Voici un corps fondamentalement féminin : simultanément offert et secret. Nu mais fermé à double tour. Visiblement noué.
Voici aussi un corps spectaculairement contorsionné, volontairement déformé, souple et dilaté, historiquement apparenté aux figures joyeusement monstrueuses imaginées au début du XXe siècle par la dadaïste allemande Hannah Höch.
Voici encore un corps à la fois élégant et fantastique, maniériste, caractéristique d’une tradition bien établie en Europe de l’Est, depuis le XVIe siècle du graveur allemand Lucas Cranach, jusqu’au XXe siècle du dessinateur silésien Hans Bellmer. Les poses sont soigneusement composées, la chair, sublimée : contours et surfaces constituent des réseaux graphiques savants et offrent des pans nuancées ; ici, laiteux, là, sanguins. La peau paraît fine, pâle et imberbe. Vivante mais vulnérable. Son innocence inquiète. Elle évoque l’enfance et la prison.

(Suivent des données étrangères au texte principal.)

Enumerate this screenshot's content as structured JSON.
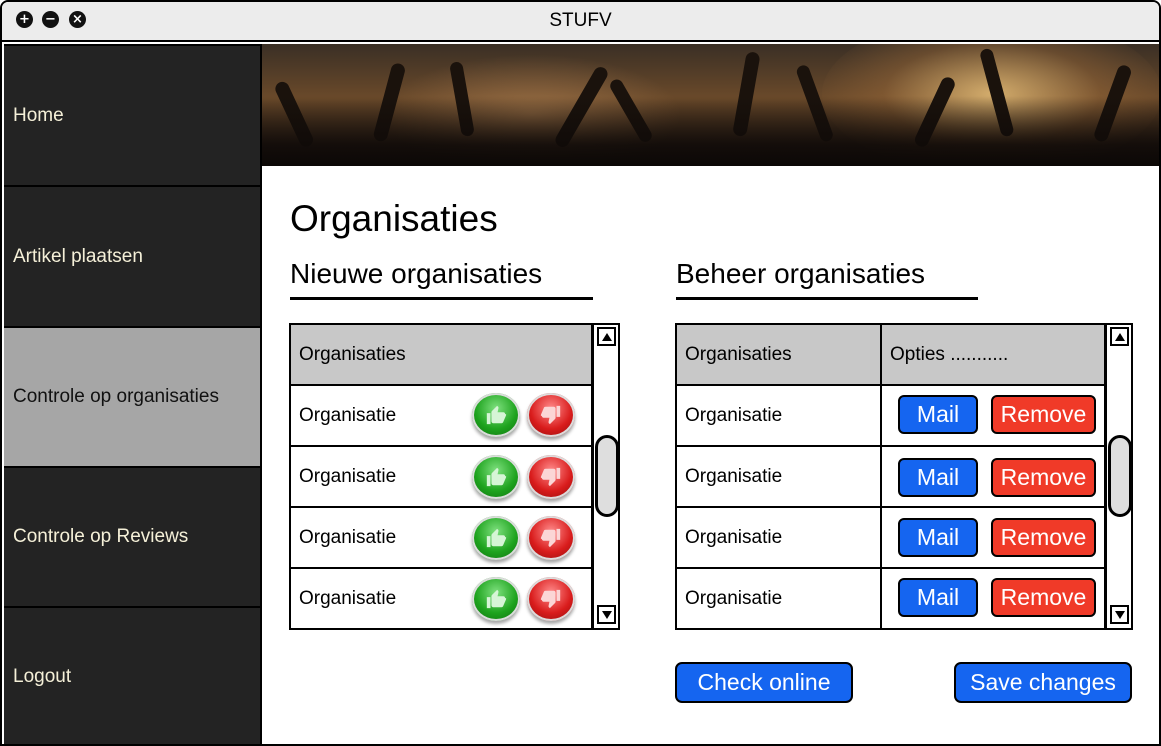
{
  "window": {
    "title": "STUFV"
  },
  "window_controls": [
    "plus-icon",
    "minus-icon",
    "close-icon"
  ],
  "sidebar": {
    "items": [
      {
        "label": "Home",
        "active": false
      },
      {
        "label": "Artikel plaatsen",
        "active": false
      },
      {
        "label": "Controle op organisaties",
        "active": true
      },
      {
        "label": "Controle op Reviews",
        "active": false
      },
      {
        "label": "Logout",
        "active": false
      }
    ]
  },
  "main": {
    "title": "Organisaties",
    "new_section": {
      "title": "Nieuwe organisaties",
      "header": "Organisaties",
      "rows": [
        "Organisatie",
        "Organisatie",
        "Organisatie",
        "Organisatie"
      ]
    },
    "manage_section": {
      "title": "Beheer organisaties",
      "headers": [
        "Organisaties",
        "Opties ..........."
      ],
      "rows": [
        "Organisatie",
        "Organisatie",
        "Organisatie",
        "Organisatie"
      ],
      "mail_label": "Mail",
      "remove_label": "Remove"
    },
    "check_online_label": "Check online",
    "save_changes_label": "Save changes"
  },
  "colors": {
    "sidebar_bg": "#232323",
    "sidebar_active": "#a6a6a6",
    "sidebar_text": "#f5f0d8",
    "primary_button": "#1565f0",
    "danger_button": "#f03a28",
    "table_header": "#c8c8c8"
  }
}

Ce corps semble également végétal, apparenté, par ses méandres, ses plis, à la structure souterraine d’une racine. Cette logique formelle caractéristique est polonaise ; également perceptible dans l’œuvre actuelle de sculpteurs tels que Ludwika Ogorzelec ou Robert Sobocinski.
Métamorphosé par les attitudes du modèle et par l’acuité de l’objectif, ce corps l’est, bien davantage toutefois, par sa mise en perspective : l’œuvre de Podgórska est d’abord un travail sur le regard. Vu du ciel – en particulier dans la série Prière -, ce qui nous est donné à voir l’est comme si nous avions, sur lui, un pouvoir. Flatté, le spectateur s’imagine puissant.
Françoise Monnin, historienne de l’art (enseignant à l’École nationale supérieure des métiers de l’image et du son), et journaliste (rédactrice en chef du magazine Artension)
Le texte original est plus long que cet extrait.